The main areas where C++ is dominant are: gaming, financial software, especially automated trading systems and systems engineering where some of de codebase is C and the rest is C++.

There's also a strong C++ foundation for everything AI. Take trainers for example: the Interface is Python but the actual layers are implemented in C++ for performance reasons. C++ is also fundamental to inference, you need speed when processing those networks, both small and big.

13

u/PoePlayerbf 10h ago

You forgot databases, 3D modeling software, operating systems, web browsers rendering engine. Machine learning frameworks Tensorflow, Pytorch.
OpenCV.

Crypto blockchains are also written in C++.

The list goes on and on.

8

u/aboardreading 11h ago

For C++, I would say in approx order of industry size and ease of getting in there's:

• ⁠Finance
• ⁠Defense
• ⁠Embedded, IOT, robotics, automotive, basically things that require sensor integration and touch the real world
• ⁠Software infrastructure (building databases, OSes, browser engines etc.
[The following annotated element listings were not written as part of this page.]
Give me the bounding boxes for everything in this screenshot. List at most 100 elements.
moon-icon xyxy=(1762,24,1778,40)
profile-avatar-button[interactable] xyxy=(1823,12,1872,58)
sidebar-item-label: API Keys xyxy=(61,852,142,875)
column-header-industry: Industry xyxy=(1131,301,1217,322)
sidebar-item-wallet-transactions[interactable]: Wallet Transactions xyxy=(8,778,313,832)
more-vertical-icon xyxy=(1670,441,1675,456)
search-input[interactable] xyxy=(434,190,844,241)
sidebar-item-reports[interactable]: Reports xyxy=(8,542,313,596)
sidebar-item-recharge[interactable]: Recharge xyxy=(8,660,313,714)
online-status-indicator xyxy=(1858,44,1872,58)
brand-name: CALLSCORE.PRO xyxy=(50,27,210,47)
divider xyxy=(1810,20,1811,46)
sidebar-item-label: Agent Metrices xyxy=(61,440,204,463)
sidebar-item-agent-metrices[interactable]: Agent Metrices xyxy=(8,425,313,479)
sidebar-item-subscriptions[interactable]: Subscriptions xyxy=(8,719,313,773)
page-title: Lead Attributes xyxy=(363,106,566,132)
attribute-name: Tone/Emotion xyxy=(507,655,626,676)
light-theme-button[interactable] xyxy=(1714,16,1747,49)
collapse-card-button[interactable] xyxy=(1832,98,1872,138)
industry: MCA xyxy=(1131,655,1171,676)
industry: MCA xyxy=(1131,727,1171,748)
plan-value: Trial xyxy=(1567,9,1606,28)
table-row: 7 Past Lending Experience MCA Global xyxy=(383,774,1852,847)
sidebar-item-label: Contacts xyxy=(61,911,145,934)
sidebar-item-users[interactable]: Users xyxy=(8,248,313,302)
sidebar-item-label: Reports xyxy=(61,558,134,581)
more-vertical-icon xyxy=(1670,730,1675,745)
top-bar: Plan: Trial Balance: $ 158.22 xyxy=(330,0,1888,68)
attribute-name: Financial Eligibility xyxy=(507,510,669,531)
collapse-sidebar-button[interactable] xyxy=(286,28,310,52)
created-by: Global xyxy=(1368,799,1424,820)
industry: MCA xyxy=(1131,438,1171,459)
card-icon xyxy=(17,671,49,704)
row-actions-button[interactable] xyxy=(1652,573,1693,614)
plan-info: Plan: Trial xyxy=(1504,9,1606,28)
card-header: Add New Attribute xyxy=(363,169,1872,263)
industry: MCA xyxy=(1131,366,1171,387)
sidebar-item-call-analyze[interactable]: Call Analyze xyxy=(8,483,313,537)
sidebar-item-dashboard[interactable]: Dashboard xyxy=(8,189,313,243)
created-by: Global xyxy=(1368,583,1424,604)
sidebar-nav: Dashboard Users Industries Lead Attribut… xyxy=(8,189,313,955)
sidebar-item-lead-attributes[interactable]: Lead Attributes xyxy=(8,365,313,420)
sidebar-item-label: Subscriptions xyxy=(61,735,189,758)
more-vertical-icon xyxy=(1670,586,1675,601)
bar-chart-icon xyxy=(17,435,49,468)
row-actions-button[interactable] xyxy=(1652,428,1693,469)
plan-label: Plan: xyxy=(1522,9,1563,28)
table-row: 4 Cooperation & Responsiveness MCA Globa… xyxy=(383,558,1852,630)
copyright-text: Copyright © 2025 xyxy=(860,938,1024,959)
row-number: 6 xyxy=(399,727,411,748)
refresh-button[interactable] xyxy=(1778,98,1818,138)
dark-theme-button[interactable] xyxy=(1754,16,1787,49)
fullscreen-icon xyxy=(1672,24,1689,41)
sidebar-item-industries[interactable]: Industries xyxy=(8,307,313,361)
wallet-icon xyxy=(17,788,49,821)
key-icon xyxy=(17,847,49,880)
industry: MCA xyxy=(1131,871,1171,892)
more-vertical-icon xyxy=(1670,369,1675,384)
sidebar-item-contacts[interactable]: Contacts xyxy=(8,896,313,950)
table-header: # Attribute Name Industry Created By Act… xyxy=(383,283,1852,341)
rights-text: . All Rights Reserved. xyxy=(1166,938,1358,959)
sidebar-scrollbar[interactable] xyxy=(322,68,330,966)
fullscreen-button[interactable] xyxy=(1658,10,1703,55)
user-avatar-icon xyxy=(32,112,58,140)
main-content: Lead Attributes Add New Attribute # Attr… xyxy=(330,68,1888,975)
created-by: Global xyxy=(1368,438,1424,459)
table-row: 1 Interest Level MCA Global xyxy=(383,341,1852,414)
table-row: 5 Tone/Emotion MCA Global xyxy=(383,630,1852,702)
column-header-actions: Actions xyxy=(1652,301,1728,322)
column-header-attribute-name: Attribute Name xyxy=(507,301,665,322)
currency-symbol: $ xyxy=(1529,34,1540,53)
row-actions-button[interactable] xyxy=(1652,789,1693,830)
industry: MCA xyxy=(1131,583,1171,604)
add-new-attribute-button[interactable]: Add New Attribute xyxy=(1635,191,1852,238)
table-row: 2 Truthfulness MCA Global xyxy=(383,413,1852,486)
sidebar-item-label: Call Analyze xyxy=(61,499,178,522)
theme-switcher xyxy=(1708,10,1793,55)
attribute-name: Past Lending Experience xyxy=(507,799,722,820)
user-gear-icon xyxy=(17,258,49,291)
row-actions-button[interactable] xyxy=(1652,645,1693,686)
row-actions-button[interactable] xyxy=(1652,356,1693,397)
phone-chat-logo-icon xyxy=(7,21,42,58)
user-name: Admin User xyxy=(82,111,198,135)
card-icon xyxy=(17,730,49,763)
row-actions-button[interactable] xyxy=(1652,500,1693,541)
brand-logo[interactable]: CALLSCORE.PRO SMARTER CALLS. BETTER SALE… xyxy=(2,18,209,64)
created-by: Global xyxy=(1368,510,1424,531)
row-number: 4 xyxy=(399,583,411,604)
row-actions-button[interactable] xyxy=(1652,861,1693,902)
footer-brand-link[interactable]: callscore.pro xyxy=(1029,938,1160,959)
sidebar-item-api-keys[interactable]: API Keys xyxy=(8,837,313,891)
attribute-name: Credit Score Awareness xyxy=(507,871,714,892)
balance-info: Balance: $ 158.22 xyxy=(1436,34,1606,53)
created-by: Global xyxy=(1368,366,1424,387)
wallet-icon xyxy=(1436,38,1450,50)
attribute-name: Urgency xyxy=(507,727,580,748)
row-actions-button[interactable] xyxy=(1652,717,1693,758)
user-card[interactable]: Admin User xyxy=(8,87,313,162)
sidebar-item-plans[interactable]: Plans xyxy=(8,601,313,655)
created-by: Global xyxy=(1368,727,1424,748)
Probably a high skill floor for this industry.)
• ⁠Games
• ⁠High performance computing (scientific applications, modeling, things like that.)

Ime finance hiring is quite strong right now, although I don't really know the entry level market or where you are. Look at trading firms and hedge funds if you can solve some hard leetcodes and quite reliably solve mediums in interview environment, they pay well and are always thirsty for talent. Look at banks or exchanges if you're not as confident in your skills/aren't getting interviews at the trading firms. This is also great if you're not US based, as while there are hotspots for the premium stuff, they are global and also the less premium stuff is very regionally distributed.

Good luck and I can probably provide more info if you have specific questions about finance swe!

1

u/Inmokou 3h ago

Are you talking about Capital Markets swe roles? Isn't the barrier of entry pretty high?

5

u/publicclassobject 8h ago

Yes but also pick up Rust.

1

u/kkingsbe 46m ago

Yeah reading through these replies was pretty eye opening. I would not use c++ for embedded nowadays if it’s up to me. Embedded rust is SO MUCH better

3

u/Fragrant-Airport1309 2h ago

Brother ALL the cool stuff is in C++. Fighter jets, video games and robots. Pushing software and machinery to the limits with optimal performance. How can you get any cooler than that.